Unity Add Incremental Garbage Collection in 2019.1

One of the biggest challenges for game developers working with Unity is dealing with the garbage collection.  The current system they use, Boehm–Demers–Weiser garbage collector drops everything when memory management occurs, which can lead to framerate slowdowns until the garbage collector is done.  In an attempt to improve this situation, Unity have implemented Incremental Garbage collection in the most current alpha of Unity 2019.1.  Essentially Unity attempts to split memory collection across multiple frames to minimize the impact over all to performance.

Details from the Unity blog:

Enter Incremental Garbage Collection. With Incremental GC, we still use the same Boehm–Demers–Weiser GC, but we run it in an incremental mode, which allows it to split its work into multiple slices. So instead of having a single long interruption of your program’s execution to allow the GC to do its work, you can have multiple, much shorter interruptions. While this will not make the GC faster overall, it can significantly reduce the problem of GC spikes breaking the smoothness of the animation by distributing the workload over multiple frames.

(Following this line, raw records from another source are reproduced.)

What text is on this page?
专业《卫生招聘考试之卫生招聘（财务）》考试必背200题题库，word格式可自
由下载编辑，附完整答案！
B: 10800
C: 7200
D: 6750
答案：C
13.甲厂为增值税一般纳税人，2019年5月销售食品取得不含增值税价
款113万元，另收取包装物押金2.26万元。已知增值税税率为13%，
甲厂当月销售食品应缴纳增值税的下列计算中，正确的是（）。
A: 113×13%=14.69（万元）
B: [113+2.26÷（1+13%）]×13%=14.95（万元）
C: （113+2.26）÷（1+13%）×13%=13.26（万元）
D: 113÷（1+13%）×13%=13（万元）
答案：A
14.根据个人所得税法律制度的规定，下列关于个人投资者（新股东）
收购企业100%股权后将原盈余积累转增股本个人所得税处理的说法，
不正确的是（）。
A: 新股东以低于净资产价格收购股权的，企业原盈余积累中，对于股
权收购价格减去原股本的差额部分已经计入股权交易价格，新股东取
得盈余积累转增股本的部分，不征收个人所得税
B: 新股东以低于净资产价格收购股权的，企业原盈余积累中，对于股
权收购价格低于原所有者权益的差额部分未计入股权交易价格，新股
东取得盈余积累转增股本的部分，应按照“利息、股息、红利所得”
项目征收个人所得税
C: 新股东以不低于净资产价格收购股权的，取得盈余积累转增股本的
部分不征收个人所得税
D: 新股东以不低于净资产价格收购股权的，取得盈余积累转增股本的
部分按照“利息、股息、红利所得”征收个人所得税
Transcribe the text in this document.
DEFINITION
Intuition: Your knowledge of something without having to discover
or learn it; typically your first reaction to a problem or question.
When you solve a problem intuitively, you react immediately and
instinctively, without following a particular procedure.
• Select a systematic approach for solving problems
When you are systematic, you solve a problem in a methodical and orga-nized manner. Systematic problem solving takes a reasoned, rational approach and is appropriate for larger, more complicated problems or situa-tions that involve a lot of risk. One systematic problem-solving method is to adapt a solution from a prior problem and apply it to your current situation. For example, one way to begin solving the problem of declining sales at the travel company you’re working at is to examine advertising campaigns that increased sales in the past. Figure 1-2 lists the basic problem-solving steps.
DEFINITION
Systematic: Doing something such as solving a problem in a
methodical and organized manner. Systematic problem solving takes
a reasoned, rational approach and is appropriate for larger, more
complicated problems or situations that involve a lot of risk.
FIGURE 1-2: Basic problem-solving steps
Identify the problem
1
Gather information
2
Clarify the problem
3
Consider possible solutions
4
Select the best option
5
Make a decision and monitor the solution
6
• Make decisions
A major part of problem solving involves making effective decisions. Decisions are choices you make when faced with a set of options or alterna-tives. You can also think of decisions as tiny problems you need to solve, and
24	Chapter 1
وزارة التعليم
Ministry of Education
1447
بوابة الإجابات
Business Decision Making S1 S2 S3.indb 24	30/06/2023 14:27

There are however downsides to this approach including greater overhead and possible performance issues if your memory changes during collection.

If you enable incremental GC, the garbage collector will split up the garbage collection work across multiple operations, which can then be distributed across multiple frames. We hope that in most cases where GC spikes were an issue, this will mitigate the symptoms. But Unity content is extremely diverse and can behave in very different ways – and it’s likely that there are cases where incremental GC may not be beneficial.

Specifically, when incremental GC breaks up its work, the part which it breaks up is the marking phase, in which it scans all managed objects to find which other objects they reference, to track which objects are still in use. This assumes that most of the references between objects don’t change between slices of work. When they do change, the objects which have been changed need to be scanned again in the next iteration. This can cause a situation where incremental collection never finishes because it will always add more work to do – in this case, the GC will fall back to doing a full, non-incremental collection. It’s easy to create artificial test cases changing all the references all the time, where incremental GC will perform worse than non-incremental GC.

Also, when using incremental GC, Unity needs to generate additional code (known as write barriers) to inform the GC whenever a reference has changed (so the GC will know if it needs to rescan an object). This adds some overhead when changing references which can have a measurable performance impact in some managed code.